Google dropped the support of its Google Chrome browser on 32-bit Linux operating systems. This is very unfortunate, but not deadly. This change doesn’t affect the Chromium browser – the Open Source project behind Google Chrome.
The two are very compatible. In fact, if you use the Google Sync in Google Chrome to synchronize your passwords, bookmarks, settings, etc. to Google, then Chromium will just pick them all up from there, once you login. All your extensions will get installed and will continue working as well.
Here’s a link for those Fedora users who want to perform a manual installation. Using dnf is probably easier:
dnf copr enable spot/chromium dnf install chromium
Hopefully, 32-bit Linux Chromium will survive much longer…

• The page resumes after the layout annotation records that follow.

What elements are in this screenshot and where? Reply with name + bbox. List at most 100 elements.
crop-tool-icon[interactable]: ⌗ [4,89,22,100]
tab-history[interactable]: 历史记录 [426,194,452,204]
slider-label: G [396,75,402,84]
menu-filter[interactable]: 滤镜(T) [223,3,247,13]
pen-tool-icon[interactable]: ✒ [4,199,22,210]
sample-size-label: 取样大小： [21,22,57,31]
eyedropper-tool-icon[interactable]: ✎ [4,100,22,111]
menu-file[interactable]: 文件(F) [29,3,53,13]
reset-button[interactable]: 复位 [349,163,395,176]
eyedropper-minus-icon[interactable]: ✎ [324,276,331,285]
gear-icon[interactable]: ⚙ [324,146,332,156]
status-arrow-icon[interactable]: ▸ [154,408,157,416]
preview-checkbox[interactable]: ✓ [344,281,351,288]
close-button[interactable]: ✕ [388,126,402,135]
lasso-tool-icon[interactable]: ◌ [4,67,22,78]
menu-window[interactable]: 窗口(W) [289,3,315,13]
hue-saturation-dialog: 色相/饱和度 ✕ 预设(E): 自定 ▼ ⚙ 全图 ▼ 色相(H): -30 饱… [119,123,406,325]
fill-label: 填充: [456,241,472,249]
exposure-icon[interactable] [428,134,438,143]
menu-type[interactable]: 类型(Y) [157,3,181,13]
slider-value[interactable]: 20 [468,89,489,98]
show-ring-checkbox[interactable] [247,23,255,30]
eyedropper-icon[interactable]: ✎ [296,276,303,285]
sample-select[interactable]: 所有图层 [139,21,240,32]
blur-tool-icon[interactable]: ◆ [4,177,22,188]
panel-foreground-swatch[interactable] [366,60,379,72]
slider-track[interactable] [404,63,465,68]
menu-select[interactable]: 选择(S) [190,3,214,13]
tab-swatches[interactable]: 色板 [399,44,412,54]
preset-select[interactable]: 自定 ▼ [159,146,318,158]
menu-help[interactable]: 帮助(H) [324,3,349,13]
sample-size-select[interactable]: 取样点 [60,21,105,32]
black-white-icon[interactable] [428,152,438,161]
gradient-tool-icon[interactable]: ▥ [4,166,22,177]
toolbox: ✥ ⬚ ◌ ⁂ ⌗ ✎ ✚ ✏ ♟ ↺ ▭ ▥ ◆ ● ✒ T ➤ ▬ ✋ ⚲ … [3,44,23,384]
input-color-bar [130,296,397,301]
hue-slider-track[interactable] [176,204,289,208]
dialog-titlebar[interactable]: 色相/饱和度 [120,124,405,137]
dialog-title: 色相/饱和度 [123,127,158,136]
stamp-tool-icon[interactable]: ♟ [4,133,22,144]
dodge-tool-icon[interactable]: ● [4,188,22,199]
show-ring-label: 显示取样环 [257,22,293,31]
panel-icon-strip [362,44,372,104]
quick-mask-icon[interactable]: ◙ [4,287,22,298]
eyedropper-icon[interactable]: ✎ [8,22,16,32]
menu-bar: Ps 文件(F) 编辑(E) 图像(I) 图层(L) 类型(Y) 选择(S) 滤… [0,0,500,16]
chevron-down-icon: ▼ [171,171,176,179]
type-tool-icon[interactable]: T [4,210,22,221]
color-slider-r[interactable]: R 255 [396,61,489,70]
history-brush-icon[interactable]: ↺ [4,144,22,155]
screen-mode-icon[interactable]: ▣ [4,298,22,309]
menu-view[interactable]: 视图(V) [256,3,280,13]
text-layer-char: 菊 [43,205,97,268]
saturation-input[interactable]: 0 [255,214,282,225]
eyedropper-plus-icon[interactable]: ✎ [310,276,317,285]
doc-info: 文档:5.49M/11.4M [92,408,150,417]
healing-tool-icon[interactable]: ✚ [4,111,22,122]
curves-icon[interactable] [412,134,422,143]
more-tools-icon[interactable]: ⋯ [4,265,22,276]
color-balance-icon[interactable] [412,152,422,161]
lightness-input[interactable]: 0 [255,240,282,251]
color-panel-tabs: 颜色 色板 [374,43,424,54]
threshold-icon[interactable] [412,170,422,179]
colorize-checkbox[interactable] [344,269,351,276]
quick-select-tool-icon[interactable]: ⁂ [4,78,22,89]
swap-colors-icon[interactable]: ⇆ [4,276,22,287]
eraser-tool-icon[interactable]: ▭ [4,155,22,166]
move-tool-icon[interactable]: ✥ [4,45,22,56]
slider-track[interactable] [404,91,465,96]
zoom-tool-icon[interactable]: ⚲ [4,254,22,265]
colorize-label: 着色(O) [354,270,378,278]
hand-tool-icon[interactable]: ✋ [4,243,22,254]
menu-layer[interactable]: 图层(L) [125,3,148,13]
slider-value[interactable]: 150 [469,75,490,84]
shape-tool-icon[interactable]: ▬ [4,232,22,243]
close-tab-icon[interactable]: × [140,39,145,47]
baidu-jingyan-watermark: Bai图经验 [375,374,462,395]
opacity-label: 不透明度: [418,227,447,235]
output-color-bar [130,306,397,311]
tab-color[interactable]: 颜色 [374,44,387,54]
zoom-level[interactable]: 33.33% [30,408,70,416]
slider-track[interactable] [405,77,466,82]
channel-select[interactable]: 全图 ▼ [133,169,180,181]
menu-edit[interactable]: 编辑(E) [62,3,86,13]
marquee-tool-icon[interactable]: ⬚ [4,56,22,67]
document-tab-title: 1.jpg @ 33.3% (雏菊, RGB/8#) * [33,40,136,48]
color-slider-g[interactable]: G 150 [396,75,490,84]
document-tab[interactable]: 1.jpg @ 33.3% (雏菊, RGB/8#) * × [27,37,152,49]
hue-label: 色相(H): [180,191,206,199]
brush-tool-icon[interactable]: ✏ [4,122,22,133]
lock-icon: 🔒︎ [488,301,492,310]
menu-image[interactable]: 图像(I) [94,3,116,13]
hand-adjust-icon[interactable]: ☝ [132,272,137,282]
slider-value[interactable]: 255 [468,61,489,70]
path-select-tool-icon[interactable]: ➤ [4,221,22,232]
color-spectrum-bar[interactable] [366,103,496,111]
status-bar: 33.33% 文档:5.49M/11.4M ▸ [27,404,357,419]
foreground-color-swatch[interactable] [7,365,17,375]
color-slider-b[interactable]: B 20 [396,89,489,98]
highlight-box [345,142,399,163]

Update: Here is how to bring back Flash plugin, for those who need it:
wget http://mirror.yandex.ru/fedora/russianfedora/russianfedora/nonfree/fedora/updates/23/i386/chromium-pepper-flash-20.0.0.306-1.fc23.R.i686.rpm file-roller --extract-here ./chromium-pepper-flash-20.0.0.306-1.fc23.R.i686.rpm mv usr/lib/chromium/PepperFlash /usr/lib/chromium-browser/
Restart chrome after that and verify that you have the Adobe Flash Plugin on the about:plugins page.